Qu'est-il arrivé à Gerhard Pfister? Lorsque le Zougois a pris la présidence du Centre en succédant à Christophe Darbellay, en 2016, beaucoup s'attendaient à un virage à droite du parti centriste: le conseiller national est un représentant de l'aile (très) conservatrice de l'ancien PDC.
Cinq ans plus tard, le bientôt sexagénaire étonne son monde avec ses prises de position ces dernières semaines. Sur Twitter, il a d'abord accusé le Conseil fédéral de non-assistance à personne(s) en danger en raison du refus gouvernemental d'exporter des armes en Ukraine. Dans une interview à la radio alémanique, il s'est prononcé en faveur de l'arrêt du commerce de matières premières russes via la Suisse.
Et maintenant, dans la «NZZ am Sonntag», l'homme originaire d'Oberägeri — la même commune que Valérie Dittli — se fend de déclarations qui auraient tout à fait pu provenir de la bouche de la présidente de la Jeunesse socialiste. «Ne taxons-nous pas trop le travail et pas assez le capital?», s'y demande Gerhard Pfister.
«Au plus près de l'économie», vraiment?
La preuve qu'il s'agit d'un changement de cap de la part de l'homme fort du Centre, c'est qu'il remet en question certaines positions passées. Ainsi, il porte un regard «beaucoup plus critique» sur l'accord avec la Chine, qu'il soutenait pourtant en 2013. Il plaide pour que la Suisse ne conclue des accords de libre-échange qu'avec des États démocratiques. Et il explique qu'il veut que son parti prenne ses responsabilités en faveur d'une politique «pour les plus faibles socialement et la démocratie».
Ces déclarations ont de quoi créer des remous dans le camp bourgeois. Surtout provenant d'un élu conservateur de Suisse centrale qui, lors de son accession à la présidence du parti, avait ouvertement déclaré qu'il fallait repositionner le PDC d'alors plus à droite sur l'échiquier politique. «Au plus près de l'économie», martelait alors l'entrepreneur, docteur en philosophie.
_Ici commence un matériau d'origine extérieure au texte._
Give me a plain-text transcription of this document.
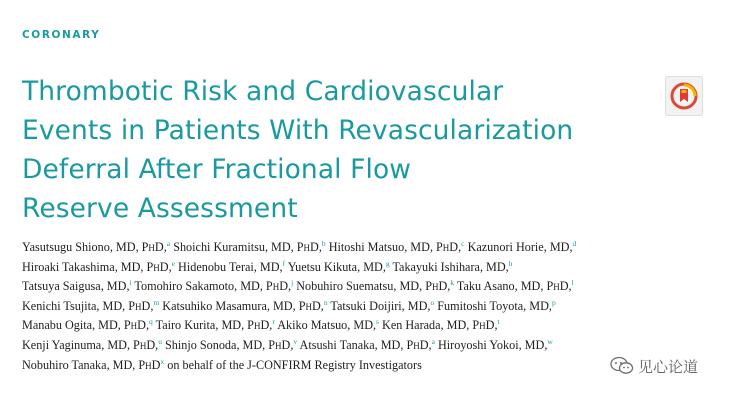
CORONARY
Thrombotic Risk and Cardiovascular
Events in Patients With Revascularization
Deferral After Fractional Flow
Reserve Assessment
Yasutsugu Shiono, MD, PhD,$^a$ Shoichi Kuramitsu, MD, PhD,$^b$ Hitoshi Matsuo, MD, PhD,$^c$ Kazunori Horie, MD,$^d$
Hiroaki Takashima, MD, PhD,$^e$ Hidenobu Terai, MD,$^f$ Yuetsu Kikuta, MD,$^g$ Takayuki Ishihara, MD,$^h$
Tatsuya Saigusa, MD,$^i$ Tomohiro Sakamoto, MD, PhD,$^j$ Nobuhiro Suematsu, MD, PhD,$^k$ Taku Asano, MD, PhD,$^l$
Kenichi Tsujita, MD, PhD,$^m$ Katsuhiko Masamura, MD, PhD,$^n$ Tatsuki Doijiri, MD,$^o$ Fumitoshi Toyota, MD,$^p$
Manabu Ogita, MD, PhD,$^q$ Tairo Kurita, MD, PhD,$^r$ Akiko Matsuo, MD,$^s$ Ken Harada, MD, PhD,$^t$
Kenji Yaginuma, MD, PhD,$^u$ Shinjo Sonoda, MD, PhD,$^v$ Atsushi Tanaka, MD, PhD,$^a$ Hiroyoshi Yokoi, MD,$^w$
Nobuhiro Tanaka, MD, PhD$^x$ on behalf of the J-CONFIRM Registry Investigators	见心论道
Le bilan de Gerhard Pfister à la présidence du Centre montre qu'il a bien réformé le parti, mais en modifiant totalement le sens du gouvernail. Son PDC a abandonné le «C» en 2020, puis le président a déclaré l'année suivante en évoquant la pandémie de Covid qu'il fallait faire émerger une «nouvelle forme de capitalisme». Toujours en 2021, «son» conseiller aux États valaisan Beat Rieder, proposait de combler le trou de l'AVS avec un impôt boursier, une recette de gauche.
Un simple calcul électoraliste?
La guerre en Ukraine a apparemment achevé de donner au parti de centre-droit une nouvelle orientation à gauche. Gerhard Pfister s'en défend: pour lui, il s'agit de prôner «l'économie sociale de marché», sans vouloir en dire plus pour le moment. Il faut d'abord affiner le concept, affirme-t-il.
Vrai changement de cap ou manœuvre politique? À Berne, certains estiment qu'il s'agit simplement d'une manière d'obtenir de l'attention, à moins d'une année et demie des élections fédérales. Ses déclarations seraient ainsi un moyen de se démarquer des autres partis bourgeois et de récolter des voix plus au centre.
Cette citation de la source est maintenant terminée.